At a special meeting last night, Sonoma’s City Council approved a resolution of intent to transition from At-Large elections to District-Based elections for City Council. The vote was unanimous, with Jack Ding absent.

The resolution was prompted by a perceived threat of potential litigation over the California Voting Right Act (CVRA), a measure passed in 2001 and signed in 2002. The act was intended to improve the political representation of minority groups with a city that were perceived as unable to gain appropriate positions of power.

City Attorney David Ruderman noted that there is nothing in the act that exempts small cities, and brought attention to the City of Healdsburg, which recently decided to transition to By-District elections due to it receipt of a demand letter from a Malibu-based attorney bringing such actions throughout the state. A fee up to $30,000 is attached to the receipt of a letter of demand, but it can be avoided by the city acting to implement District-Based elections prior to the receipt of any such letter. He added that there is no evidence that the city’s current At-Large system violates the CVRA.

The matter was the subject of a previous closed session of the City Council, which is allowed under the Brown Act when the city is subject to a threat of litigation. As of this time, however, no legal action against the city has been filed, nor any letter of demand received. The action by the council is therefore preemptive.

California has a total of 482 incorporated cities, approximately 185 of which use District-Based elections, some of which made the change from At-Large in response to litigation, and others to preemptively avoid it. The decision by the City of Sonoma is in that latter category. The CVRA prohibits the use of an at-large electoral system if it “impairs the ability of a protected class to elect candidates of its choice or its ability to influence the outcome of an election” (Elec. Code, § 14027.).

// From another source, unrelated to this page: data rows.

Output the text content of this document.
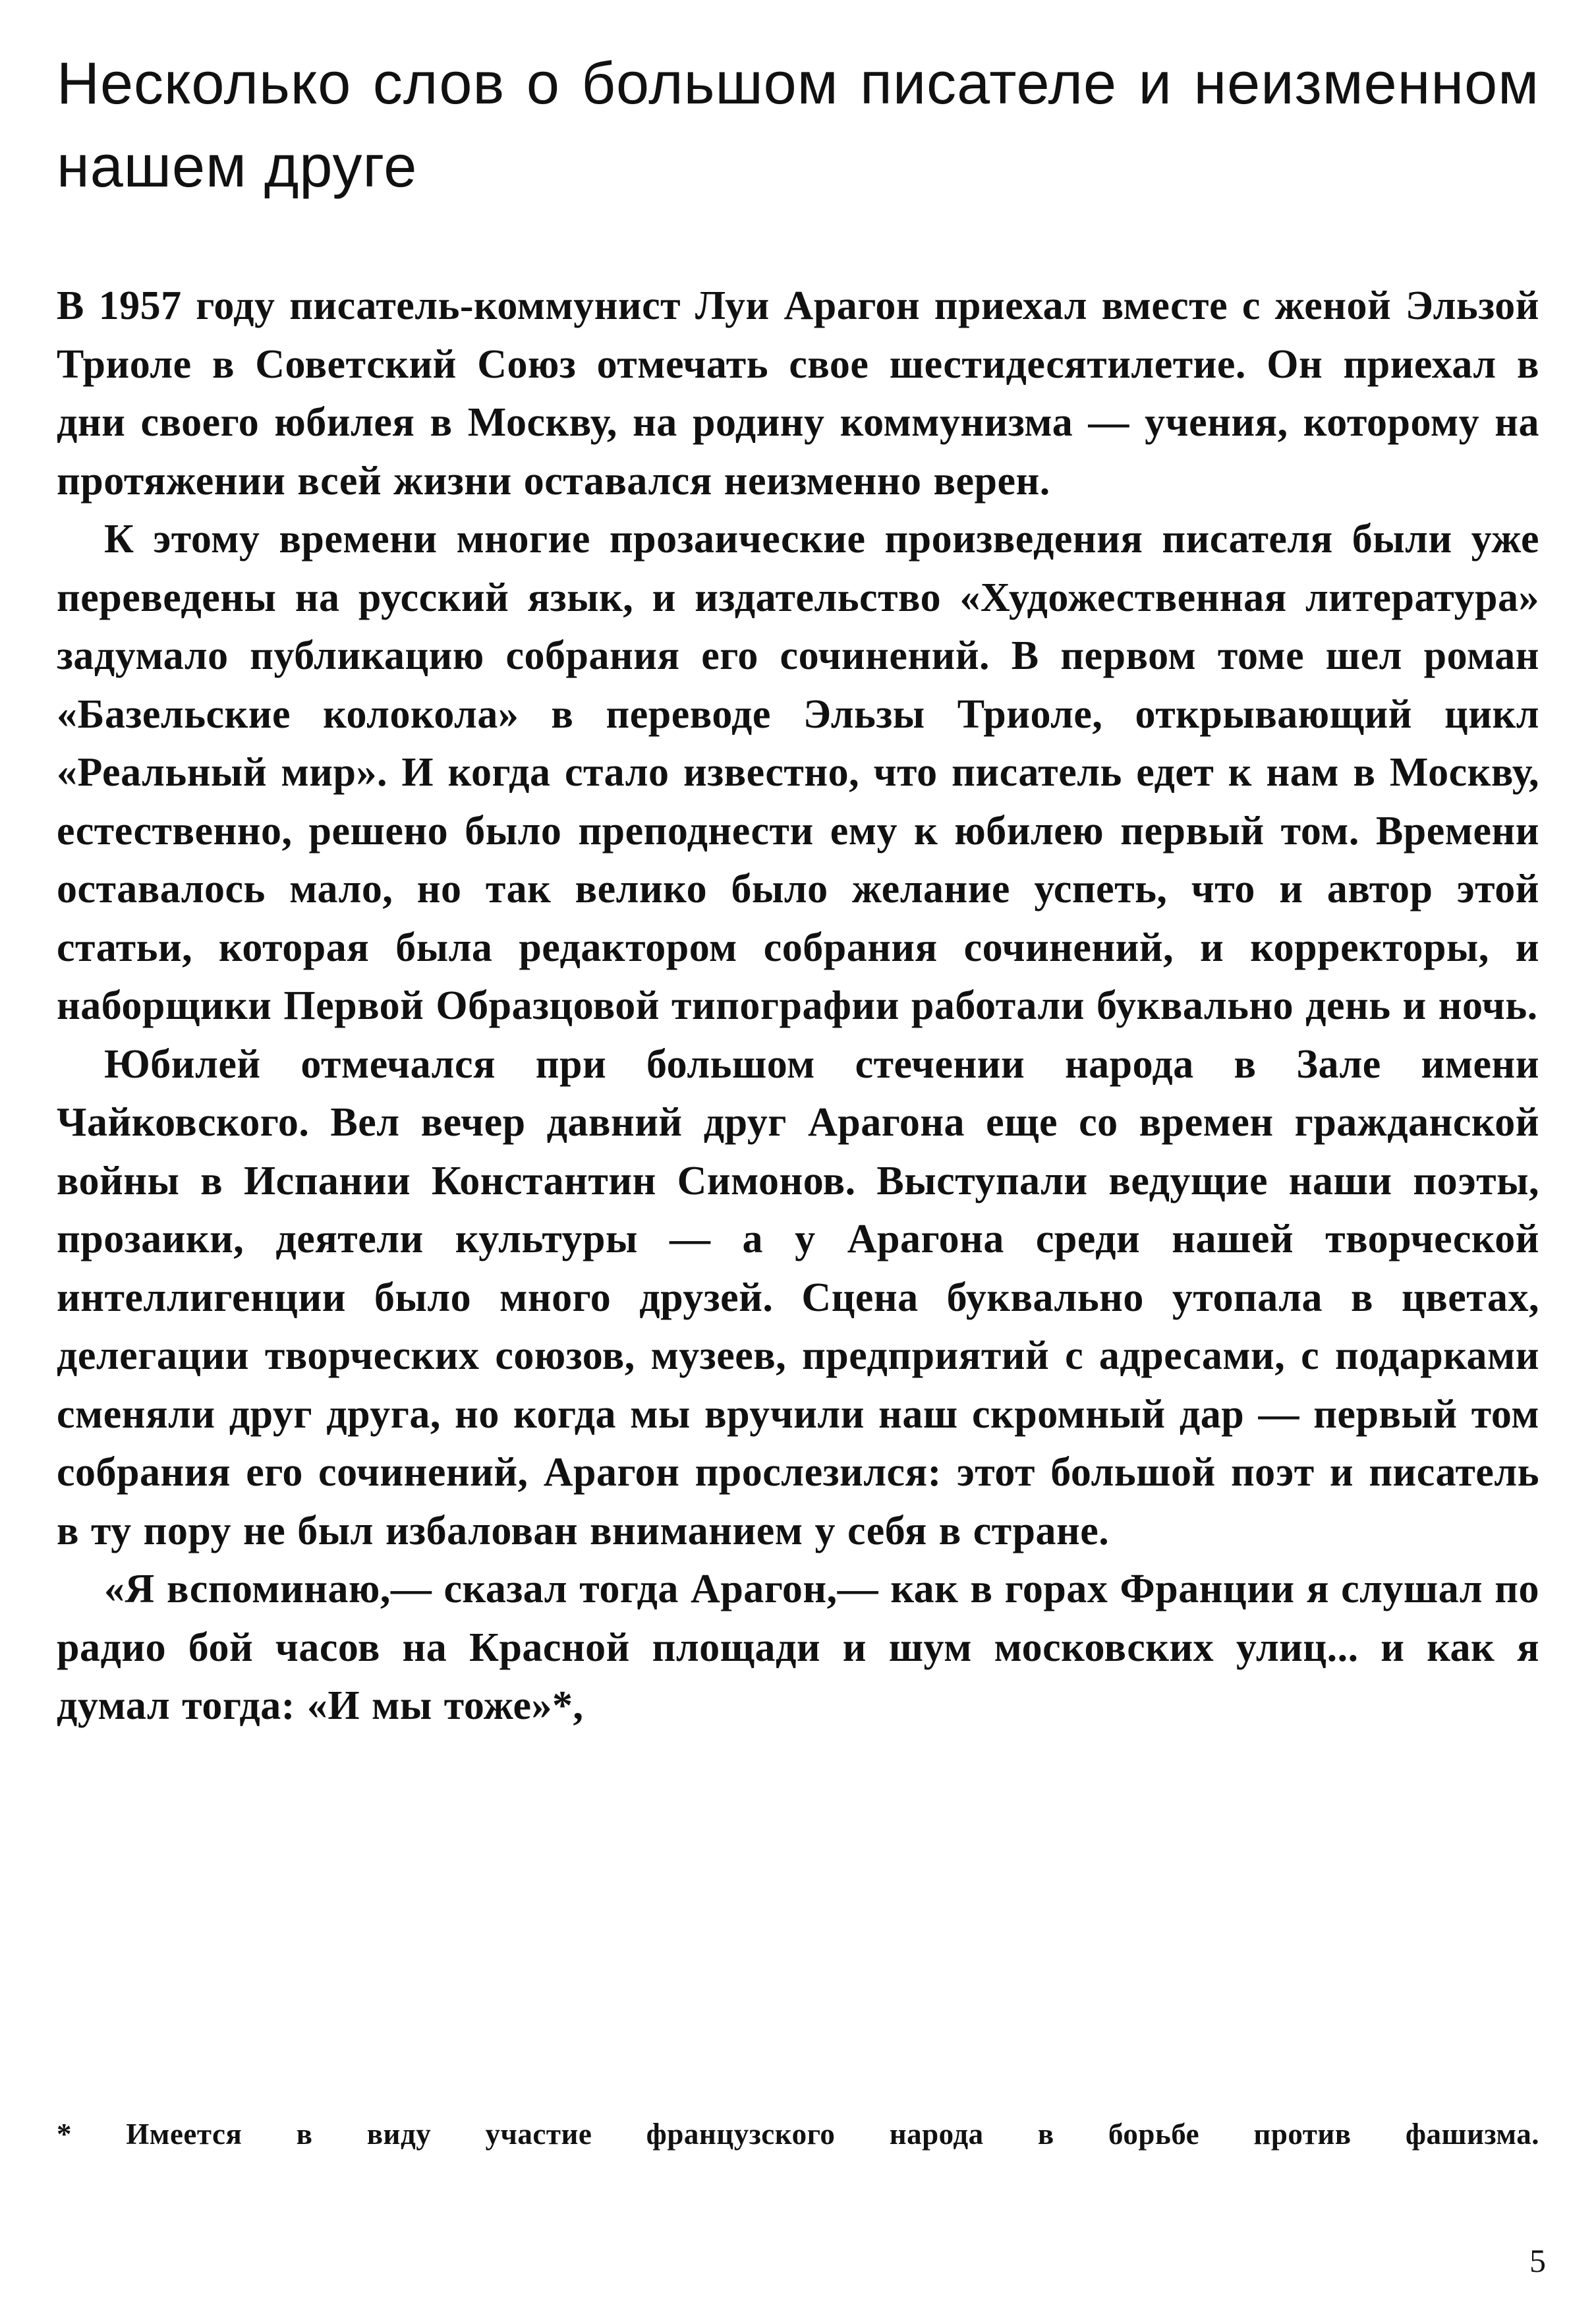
Несколько слов о большом писателе и неизменном нашем друге

В 1957 году писатель-коммунист Луи Арагон приехал вместе с женой Эльзой Триоле в Советский Союз отмечать свое шестидесятилетие. Он приехал в дни своего юбилея в Москву, на родину коммунизма — учения, которому на протяжении всей жизни оставался неизменно верен.

К этому времени многие прозаические произведения писателя были уже переведены на русский язык, и издательство «Художественная литература» задумало публикацию собрания его сочинений. В первом томе шел роман «Базельские колокола» в переводе Эльзы Триоле, открывающий цикл «Реальный мир». И когда стало известно, что писатель едет к нам в Москву, естественно, решено было преподнести ему к юбилею первый том. Времени оставалось мало, но так велико было желание успеть, что и автор этой статьи, которая была редактором собрания сочинений, и корректоры, и наборщики Первой Образцовой типографии работали буквально день и ночь.

Юбилей отмечался при большом стечении народа в Зале имени Чайковского. Вел вечер давний друг Арагона еще со времен гражданской войны в Испании Константин Симонов. Выступали ведущие наши поэты, прозаики, деятели культуры — а у Арагона среди нашей творческой интеллигенции было много друзей. Сцена буквально утопала в цветах, делегации творческих союзов, музеев, предприятий с адресами, с подарками сменяли друг друга, но когда мы вручили наш скромный дар — первый том собрания его сочинений, Арагон прослезился: этот большой поэт и писатель в ту пору не был избалован вниманием у себя в стране.

«Я вспоминаю,— сказал тогда Арагон,— как в горах Франции я слушал по радио бой часов на Красной площади и шум московских улиц... и как я думал тогда: «И мы тоже»*,

* Имеется в виду участие французского народа в борьбе против фашизма.

5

This law has led more than 185 cities in California to transition to a district-based voting system for their councils, whether by choice or through litigation. No city, Ruderman advised, has successfully defended itself from a legal action undertaken under the CVRA. Information about implementing district election can be found on the website of the League of California Cities.

Both Mayor John Gurney and Councilman Ron Wellander expressed criticism and frustration with the costly effect of CVRA litigation threats on small cities. The current City Council members live in different areas of the city; Farrar-Rivas and Gurney on the East Side, Lowe and Wellander on the West Side, and Ding on the North Side.

It will cost the city up to $50,000 to engage a professional demographer, whose job it will be to determine the outlines of each district. Once that has been accomplished, a series of public hearings will be held before the City Council takes a final vote on whether to implement the By-District election procedure.